Skip channel program tests on Apple Silicon
Motivation and Context
I have a small VM set up on my macbook to do some basic testing with. Unfortunately, the channel program tests consistently cause me problems. The issue appears to be that there is something wrong with our lua interpreter when running on apple silicon.
Description
This PR simply skips the channel program tests if it detects that it's running on Apple Silicon.
How Has This Been Tested?
Ran the test suite on my macbook and on a normal linux VM.
Types of changes
- [x] Bug fix (non-breaking change which fixes an issue)
- [ ] New feature (non-breaking change which adds functionality)
- [ ] Performance enhancement (non-breaking change which improves efficiency)
- [ ] Code cleanup (non-breaking change which makes code smaller or more readable)
- [ ] Breaking change (fix or feature that would cause existing functionality to change)
- [ ] Library ABI change (libzfs, libzfs_core, libnvpair, libuutil and libzfsbootenv)
- [ ] Documentation (a change to man pages or other documentation)
Checklist:
- [x] My code follows the OpenZFS code style requirements.
- [ ] I have updated the documentation accordingly.

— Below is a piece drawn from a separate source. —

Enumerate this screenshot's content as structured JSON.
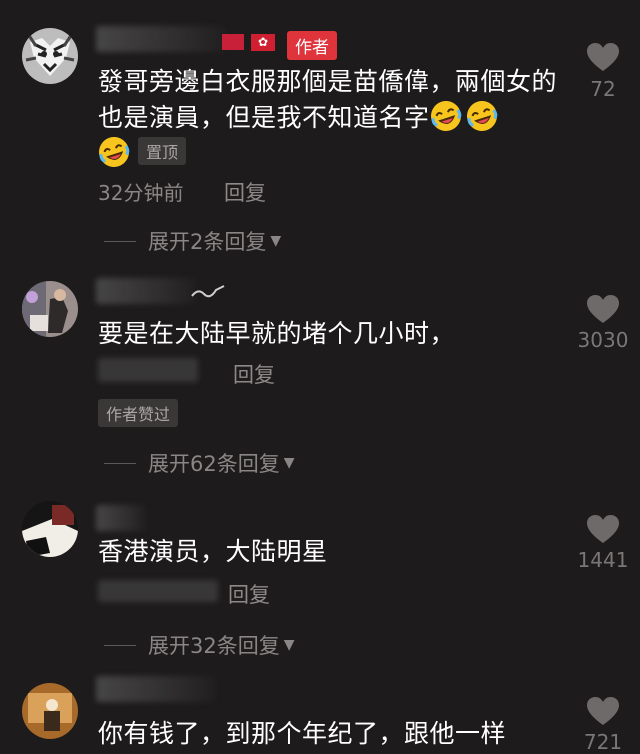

- [x] I have read the contributing document.
- [ ] I have added tests to cover my changes.
- [x] I have run the ZFS Test Suite with this change applied.
- [x] All commit messages are properly formatted and contain
Signed-off-by.
I really rather believe, FWIW, that if there's "something wrong with our lua interpreter when running on apple silicon" then we should forbid channel program support on apple silicon, not forbid the tests, which seems counterproductive.
@adamdmoss that's a good point. @pcd1193182 what are your thoughts on disabling all channel programs on Apple silicon until we get a real fix?
You can't currently disable channel programs; snapshot destruction requires it (see dsl_destroy_snapshots_nvl()).
Regardless, this is a small, targeted test skip for a specific platform that keeps the rest of the test suite running on that platform and so keeps that platform working and useful for development. We do this all the time - we have Linux and FreeBSD skips throughout the test suite.
@pcd1193182 can you give some more detail on the problem you're seeing? Is it a test-case problem, or a real problem with lua on Apple silicon?
It's a real problem; if you try to run any lua program that triggers an exception (like the one in the divide by zero test), the setjmp/longjmp mechanism doesn't appear to work, and you end up with a panic on linux.
You can't currently disable channel programs; snapshot destruction requires it (see dsl_destroy_snapshots_nvl()).
It's a real problem; if you try to run any lua program that triggers an exception (like the one in the divide by zero test), the setjmp/longjmp mechanism doesn't appear to work, and you end up with a panic on linux.
So, end result being that snapshot destruction and LUA should be disabled on Linux on Apple Silicon for the time being?
I think that is probably the right call; not sure where to hook that into the channel program logic, though.
Per the discussion in the leadership call, I attempted to isolate this to only the tests that actually induce problems. However, there are two issues with this. The first is that it appears that every single synctask_core test causes the problem. This is true even of tests that shouldn't have any issues; tst.snapshot_simple, for example, is basically just "snapshot this filesystem", but manual testing shows that even that simple of an operation causes the system to panic.
The second issue is that these aren't the only problematic tests. There are tests in pyzfs that also exercise the channel programs. I think the best fix here is to try to disable channel programs in general on Apple Silicon, rather than just disabling the tests.
How would we delete snapshots without channel programs these days?
I was thinking we would disable the zfs channel command, basically. The destroy_snaps ioctl invokes the program directly from the kernel. Although it is interesting that that ioctl works without issues; the simple snapshot channel program test in pyzfs also works, but tst.snapshot_simple doesn't. I can't quite figure out why.